A presença dele surtia certo efeito hipnótico sobre ela. Desde sempre. Suas palavras soavam como cânticos entoados por um coral de querubins.

Ela não disfarçava sua admiração. Quando falava dele, seus olhos brilhavam e quando ele se aproximava o coração vibrava de alegria.

Era uma sensação única. Algo tão intenso que nenhuma droga seria capaz proporcionar um efeito que se aproximasse daquilo.

Às vezes parecia que ele se esforçava para colocar aquele sentimento à prova. Encontrava diversas maneiras de irritá-la, decepcioná-la e desorientá-la.

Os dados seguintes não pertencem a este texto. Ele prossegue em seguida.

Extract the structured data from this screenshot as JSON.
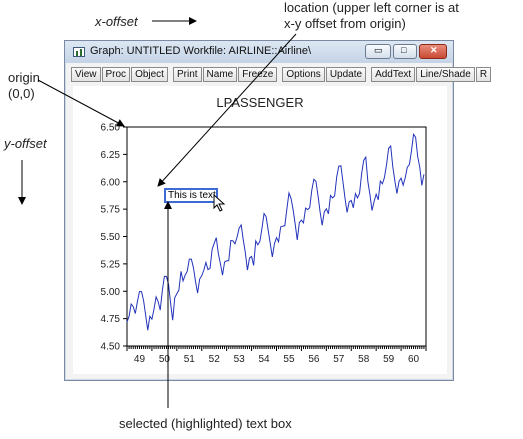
{
  "annotations": {
    "x_offset": "x-offset",
    "y_offset": "y-offset",
    "origin_line1": "origin",
    "origin_line2": "(0,0)",
    "location_line1": "location (upper left corner is at",
    "location_line2": "x-y offset from origin)",
    "selected_box": "selected (highlighted) text box"
  },
  "window": {
    "title": "Graph: UNTITLED   Workfile: AIRLINE::Airline\\",
    "toolbar": [
      "View",
      "Proc",
      "Object",
      "Print",
      "Name",
      "Freeze",
      "Options",
      "Update",
      "AddText",
      "Line/Shade",
      "R"
    ]
  },
  "textbox": {
    "text": "This is text"
  },
  "chart_data": {
    "type": "line",
    "title": "LPASSENGER",
    "xlabel": "",
    "ylabel": "",
    "ylim": [
      4.5,
      6.5
    ],
    "xlim": [
      1949,
      1961
    ],
    "y_ticks": [
      "4.50",
      "4.75",
      "5.00",
      "5.25",
      "5.50",
      "5.75",
      "6.00",
      "6.25",
      "6.50"
    ],
    "x_ticks": [
      "49",
      "50",
      "51",
      "52",
      "53",
      "54",
      "55",
      "56",
      "57",
      "58",
      "59",
      "60"
    ],
    "grid": false,
    "series": [
      {
        "color": "#2233bb",
        "x": [
          1949.0,
          1949.083,
          1949.167,
          1949.25,
          1949.333,
          1949.417,
          1949.5,
          1949.583,
          1949.667,
          1949.75,
          1949.833,
          1949.917,
          1950.0,
          1950.083,
          1950.167,
          1950.25,
          1950.333,
          1950.417,
          1950.5,
          1950.583,
          1950.667,
          1950.75,
          1950.833,
          1950.917,
          1951.0,
          1951.083,
          1951.167,
          1951.25,
          1951.333,
          1951.417,
          1951.5,
          1951.583,
          1951.667,
          1951.75,
          1951.833,
          1951.917,
          1952.0,
          1952.083,
          1952.167,
          1952.25,
          1952.333,
          1952.417,
          1952.5,
          1952.583,
          1952.667,
          1952.75,
          1952.833,
          1952.917,
          1953.0,
          1953.083,
          1953.167,
          1953.25,
          1953.333,
          1953.417,
          1953.5,
          1953.583,
          1953.667,
          1953.75,
          1953.833,
          1953.917,
          1954.0,
          1954.083,
          1954.167,
          1954.25,
          1954.333,
          1954.417,
          1954.5,
          1954.583,
          1954.667,
          1954.75,
          1954.833,
          1954.917,
          1955.0,
          1955.083,
          1955.167,
          1955.25,
          1955.333,
          1955.417,
          1955.5,
          1955.583,
          1955.667,
          1955.75,
          1955.833,
          1955.917,
          1956.0,
          1956.083,
          1956.167,
          1956.25,
          1956.333,
          1956.417,
          1956.5,
          1956.583,
          1956.667,
          1956.75,
          1956.833,
          1956.917,
          1957.0,
          1957.083,
          1957.167,
          1957.25,
          1957.333,
          1957.417,
          1957.5,
          1957.583,
          1957.667,
          1957.75,
          1957.833,
          1957.917,
          1958.0,
          1958.083,
          1958.167,
          1958.25,
          1958.333,
          1958.417,
          1958.5,
          1958.583,
          1958.667,
          1958.75,
          1958.833,
          1958.917,
          1959.0,
          1959.083,
          1959.167,
          1959.25,
          1959.333,
          1959.417,
          1959.5,
          1959.583,
          1959.667,
          1959.75,
          1959.833,
          1959.917,
          1960.0,
          1960.083,
          1960.167,
          1960.25,
          1960.333,
          1960.417,
          1960.5,
          1960.583,
          1960.667,
          1960.75,
          1960.833,
          1960.917
        ],
        "values": [
          4.718,
          4.771,
          4.883,
          4.86,
          4.796,
          4.905,
          4.997,
          4.997,
          4.913,
          4.779,
          4.644,
          4.771,
          4.745,
          4.836,
          4.949,
          4.905,
          4.828,
          5.004,
          5.136,
          5.136,
          5.063,
          4.891,
          4.736,
          4.942,
          4.977,
          5.011,
          5.182,
          5.094,
          5.147,
          5.182,
          5.293,
          5.293,
          5.215,
          5.088,
          4.984,
          5.112,
          5.142,
          5.193,
          5.263,
          5.198,
          5.209,
          5.384,
          5.438,
          5.489,
          5.342,
          5.252,
          5.147,
          5.268,
          5.278,
          5.278,
          5.464,
          5.46,
          5.434,
          5.493,
          5.576,
          5.606,
          5.468,
          5.352,
          5.193,
          5.303,
          5.318,
          5.236,
          5.46,
          5.425,
          5.455,
          5.576,
          5.71,
          5.68,
          5.557,
          5.434,
          5.313,
          5.434,
          5.489,
          5.451,
          5.587,
          5.595,
          5.598,
          5.753,
          5.897,
          5.849,
          5.744,
          5.613,
          5.468,
          5.628,
          5.649,
          5.624,
          5.759,
          5.746,
          5.763,
          5.924,
          6.023,
          6.004,
          5.872,
          5.724,
          5.602,
          5.724,
          5.753,
          5.707,
          5.875,
          5.852,
          5.872,
          6.045,
          6.142,
          6.146,
          6.001,
          5.849,
          5.72,
          5.817,
          5.829,
          5.762,
          5.892,
          5.852,
          5.894,
          6.075,
          6.196,
          6.225,
          6.001,
          5.883,
          5.737,
          5.82,
          5.886,
          5.835,
          6.006,
          5.981,
          6.04,
          6.157,
          6.306,
          6.326,
          6.138,
          6.009,
          5.892,
          6.004,
          6.033,
          5.969,
          6.038,
          6.133,
          6.157,
          6.282,
          6.433,
          6.407,
          6.23,
          6.133,
          5.966,
          6.068
        ]
      }
    ]
  }
}
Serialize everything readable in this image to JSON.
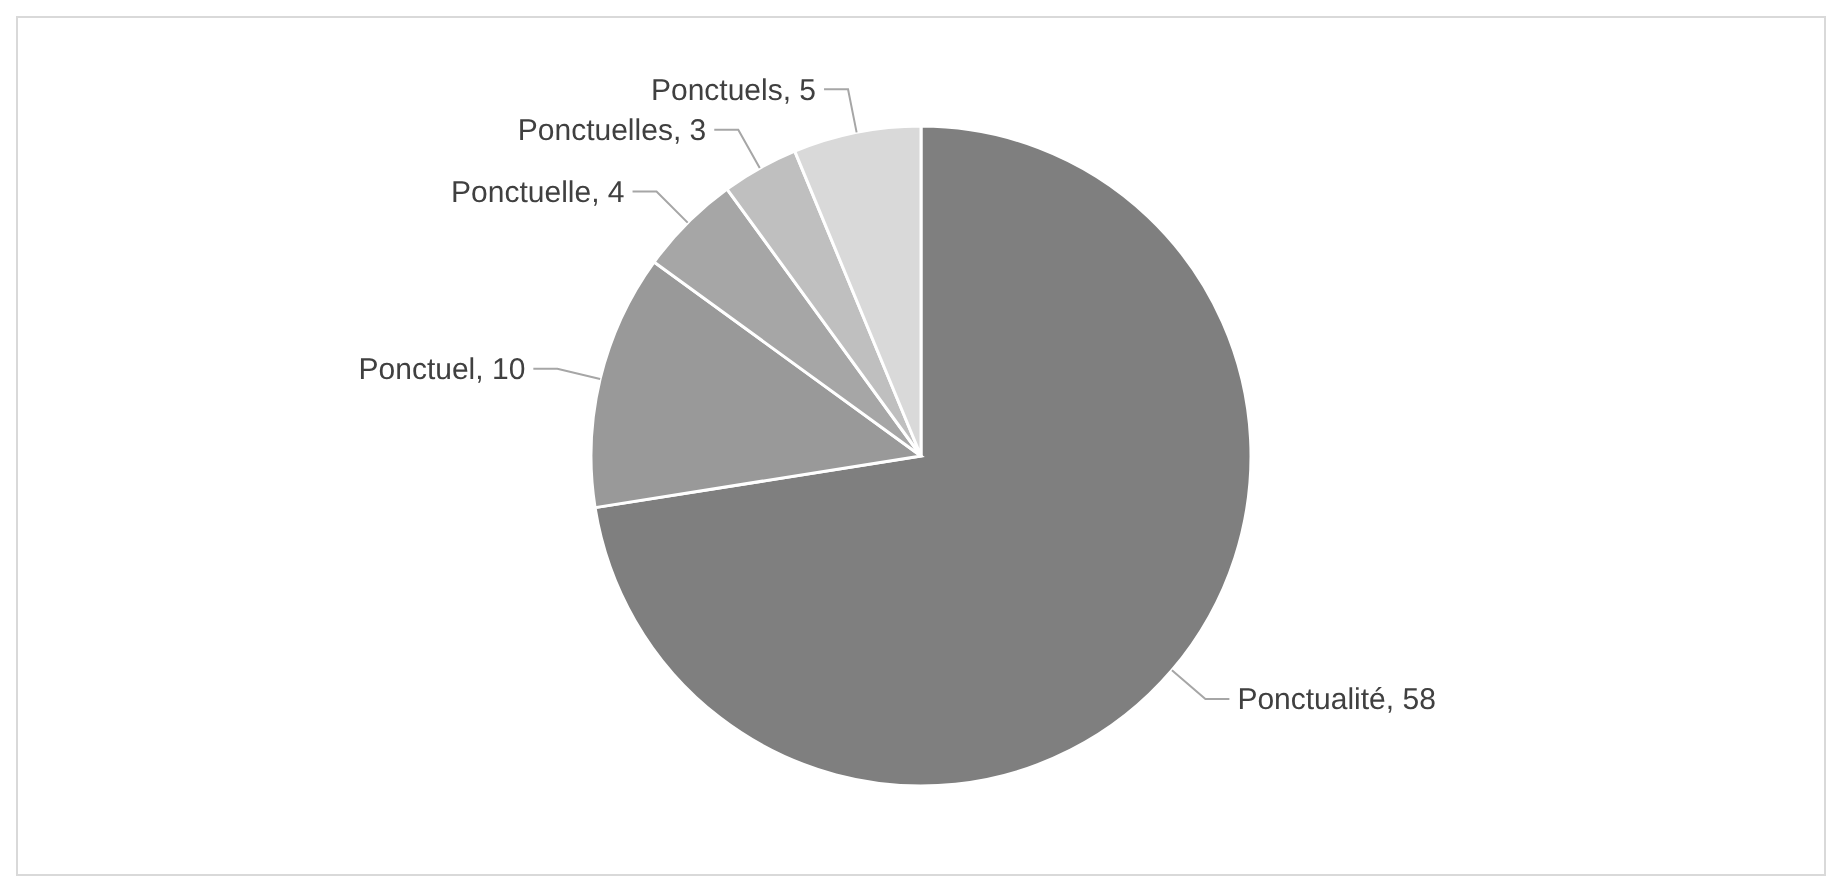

Como se quisesse demonstrar a todo custo que não merecia aquela devoção.

Mas, não conseguia. Ela sempre continuava ali. Como agora, que o espia enquanto ele conversa no telefone.

Distraído, ele demora a perceber que está sendo observado. Quando nota que ela está lá, lhe acena com um sorriso discreto. Porém, o suficiente para deixá-la explodindo de felicidade. No fundo, ela sabe que o sentimento é recíproco.

Ele desliga o telefone e vai ao encontro dela. Os dois se abraçam. Um abraço bem apertado. Então, ele pergunta:

“O que você tá fazendo aqui?”

“Fiz café e vim saber se você quer um pouquinho.”

“Tem bolo?”

“Tem.”

“Impossível recusar um convite desses, mãe!”

Depois disso, os dois vão para cozinha onde lancham e conversam durante um tempo, até ele precisar atender o telefone novamente.